Neovim plus the Rust treesitter thing is really good. Intellij has work to do before they are worth paying for. Which is great! I love competition. Kotlin is probably my favorite language to program in, but I hate how it locks you in to a single IDE.

hobofan|2 years ago

IMHO Clion with Rust plugin is already the best Rust IDE available and I gladly pay for it.

p0w3n3d|2 years ago

for me CLion was the revelation, and really I couldn't deliver my project if I didn't obtain it (sadly from my pocket, due to some strange software request process). It both sped up and improved my work, delivering thorough analysis of code through the lint.

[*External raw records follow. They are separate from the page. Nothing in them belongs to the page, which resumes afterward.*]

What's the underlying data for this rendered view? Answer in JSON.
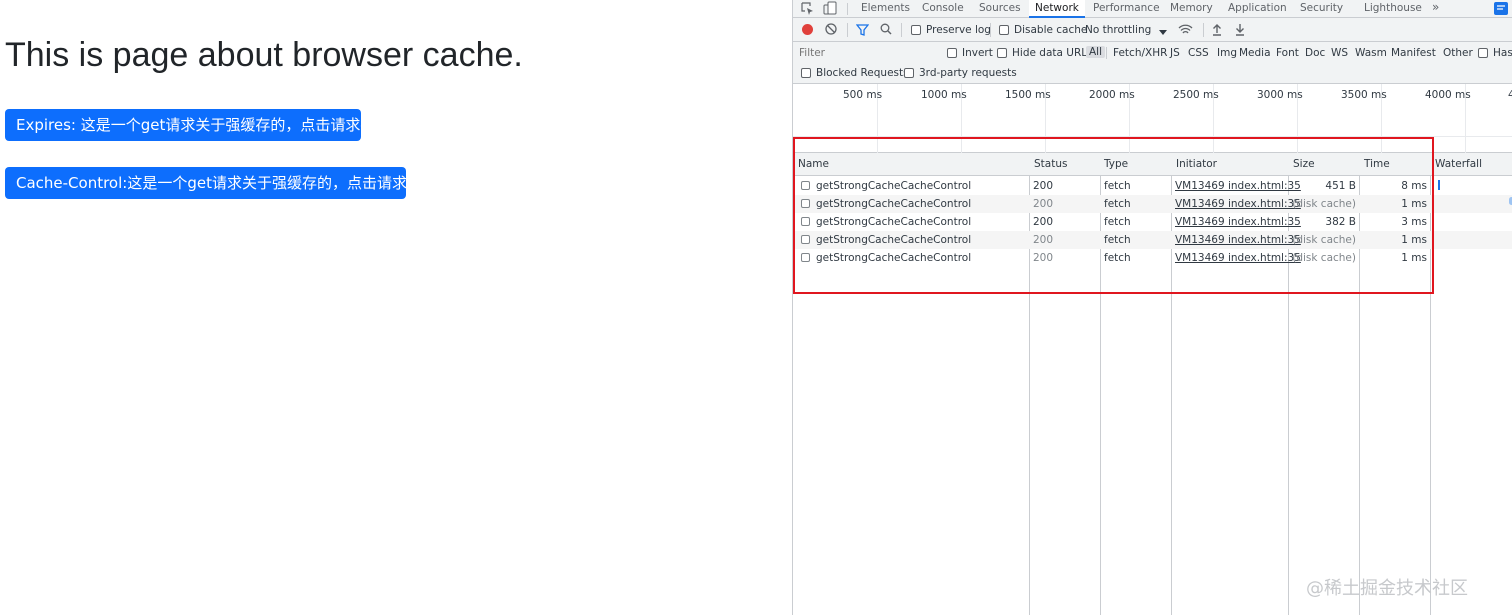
{
  "page": {
    "title": "This is page about browser cache.",
    "buttons": {
      "expires": "Expires: 这是一个get请求关于强缓存的，点击请求接口",
      "cache_control": "Cache-Control:这是一个get请求关于强缓存的，点击请求接口"
    }
  },
  "devtools": {
    "tabs": [
      "Elements",
      "Console",
      "Sources",
      "Network",
      "Performance",
      "Memory",
      "Application",
      "Security",
      "Lighthouse"
    ],
    "more_tabs": "»",
    "toolbar": {
      "preserve_log": "Preserve log",
      "disable_cache": "Disable cache",
      "throttling": "No throttling"
    },
    "filter": {
      "placeholder": "Filter",
      "invert": "Invert",
      "hide_data_urls": "Hide data URLs",
      "types": [
        "All",
        "Fetch/XHR",
        "JS",
        "CSS",
        "Img",
        "Media",
        "Font",
        "Doc",
        "WS",
        "Wasm",
        "Manifest",
        "Other"
      ],
      "has": "Has",
      "blocked_requests": "Blocked Requests",
      "third_party": "3rd-party requests"
    },
    "overview_ticks": [
      "500 ms",
      "1000 ms",
      "1500 ms",
      "2000 ms",
      "2500 ms",
      "3000 ms",
      "3500 ms",
      "4000 ms",
      "4"
    ],
    "columns": {
      "name": "Name",
      "status": "Status",
      "type": "Type",
      "initiator": "Initiator",
      "size": "Size",
      "time": "Time",
      "waterfall": "Waterfall"
    },
    "requests": [
      {
        "name": "getStrongCacheCacheControl",
        "status": "200",
        "type": "fetch",
        "initiator": "VM13469 index.html:35",
        "size": "451 B",
        "time": "8 ms"
      },
      {
        "name": "getStrongCacheCacheControl",
        "status": "200",
        "type": "fetch",
        "initiator": "VM13469 index.html:35",
        "size": "(disk cache)",
        "time": "1 ms"
      },
      {
        "name": "getStrongCacheCacheControl",
        "status": "200",
        "type": "fetch",
        "initiator": "VM13469 index.html:35",
        "size": "382 B",
        "time": "3 ms"
      },
      {
        "name": "getStrongCacheCacheControl",
        "status": "200",
        "type": "fetch",
        "initiator": "VM13469 index.html:35",
        "size": "(disk cache)",
        "time": "1 ms"
      },
      {
        "name": "getStrongCacheCacheControl",
        "status": "200",
        "type": "fetch",
        "initiator": "VM13469 index.html:35",
        "size": "(disk cache)",
        "time": "1 ms"
      }
    ]
  },
  "watermark": "@稀土掘金技术社区",
  "colors": {
    "button_blue": "#0d6efd",
    "highlight_red": "#e0161f",
    "record_red": "#e0403b",
    "devtools_accent": "#1a73e8"
  }
}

However they already told in plain text that the Rust plugin will be stopped at this point of time, so this is another quite expensive (for me) tool to buy if you'd like to develop home projects or learn at home

lostmsu|2 years ago

Hopefully separate paid IDE will mean better quality integration. I for one just need trait calls, in particular Debug trait, in debugger expression evaluation and they can have my money.

reaperman|2 years ago

The only thing I think I’d even want changed with PyCharm is better Copilot integration and time-travel debugging. Other than that I’d actually prefer that it doesnt change.